Cotidiano

Reflexão: As mães e a Baleia Azul

Há alguns anos, em uma conversa informal entre amigos, o Comandante Péricles de Matos fez um comentário que vira e mexe prejudica meu sono: a internet levou o crime para dentro de casa.

Como assim crime dentro de casa? A informação foi um soco no estômago, aquilo simplesmente não combinava. Internet tinha a ver com entretenimento, diversão, aprendizado e facilidades. Quem precisava esperar um trabalho acadêmico vir de outro país por meio de fax sabe o que estou dizendo. Internet veio para nos salvar, para simplificar a vida, comprar sem precisar sair de casa, isso sim uma exposição ao risco, ao assalto, ao sequestro, enfim, ao crime. E onde é que a internet entra nessa coisa de crime dentro de casa? E logo na minha casa, quarto andar, porteiro, cerca elétrica. Considerava meus filhos mais seguros trancados entre as grades do condomínio. Embora balas perdidas possam estar em qualquer lugar, sempre procurei resguardar meus filhos de pessoas estranhas, da sombra da  noite e dos locais de muito público. E agora essa: meu inocente tablet pode matar meus filhos?

O Comandante narrou alguns casos, crianças recém-alfabetizadas e sua incontestável inocência criando verdadeiras arapucas para elas mesmas. Fotos publicadas, amigos aceitos, troca de palavras e informações que não passam despercebidas pelos pedófilos e marginais de plantão, gente que já descobriu uma forma anônima de penetrar nas defesas deficientes de nossos filhos e deles extrair ilícitas vantagens.

Pior que saber serem os fatos verdadeiros é admitir que o comandante terá, e ainda por longa data, toda a  razão.

A tal da baleia azul é outra prática que deixou as mães de crianças maiores de cabelos em pé.
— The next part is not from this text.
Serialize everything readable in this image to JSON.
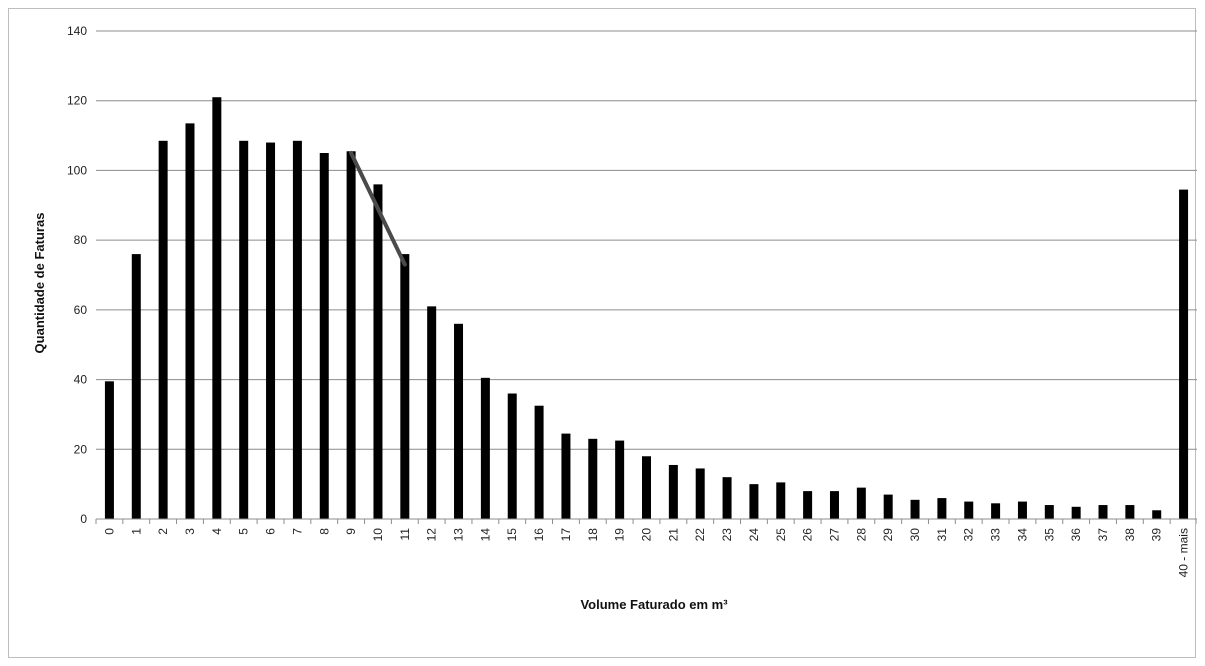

Não bastassem todas as delicadas questões que envolvem o gerenciamento do lar e da família, elas ainda  têm de estar atentas às manobras obscuras da internet, caminhos que servem de refúgios secretos para seus filhos, jovens que podem estar atravessando uma fase complexa e perturbada, terreno fértil para quem aprendeu a manipular as fragilidades humanas.

Pronto. Debaixo do meu nariz e sem sair de casa meus filhos prosseguem expostos ao crime. Não basta conversar, não basta pagar as contas, não basta dizer "eu te amo, filhinho, pode contar tudo para a mamãe”. É necessário explicar a razão e deixá-los longe da internet até que uma idade não digo mais segura, mas menos favorável à caça dos malucos seja pelos pequenos atingida. Mesmo que isso represente gritaria e birra por um mês ou dois é o que as mães da escola de meus filhos estão combinando fazer, e de uma forma coletiva: uma mãe se compromete a manter a rede social e internet bem longe de seu filho, o que evita a cobiça dos colegas e a famosa frase “a mãe do Fulano deixou!”. 

É, Péricles, viver está cada dia mais complicado, mas a internet, a mesma que leva o crime para nossos lares, felizmente ainda mantém aquele lado facilitador, um dos nobres propósitos de sua criação. É por meio dela que pulverizamos nossos medos e pedimos para pais e mães de todos os cantos se armarem na mesma estratégia, uma corrente de proteção à infância e à adolescência de nossos filhos, aqueles para os quais nossa vida, esforços, amor e investimentos estão voltados. E fechar o acesso à internet, como você mesmo sugeriu, tem lá suas vantagens. Enquanto ainda nos obedecem e pedem por nossa companhia, o jeito é colocar papéis e lápis de cor no chão e pintar o sete com nossos filhos, montar quebra-cabeças e brincar de esconde-esconde, estar ao lado deles estreitando laços, esta sim uma forte barreira para manter o crime cibernético longe de nossa casa.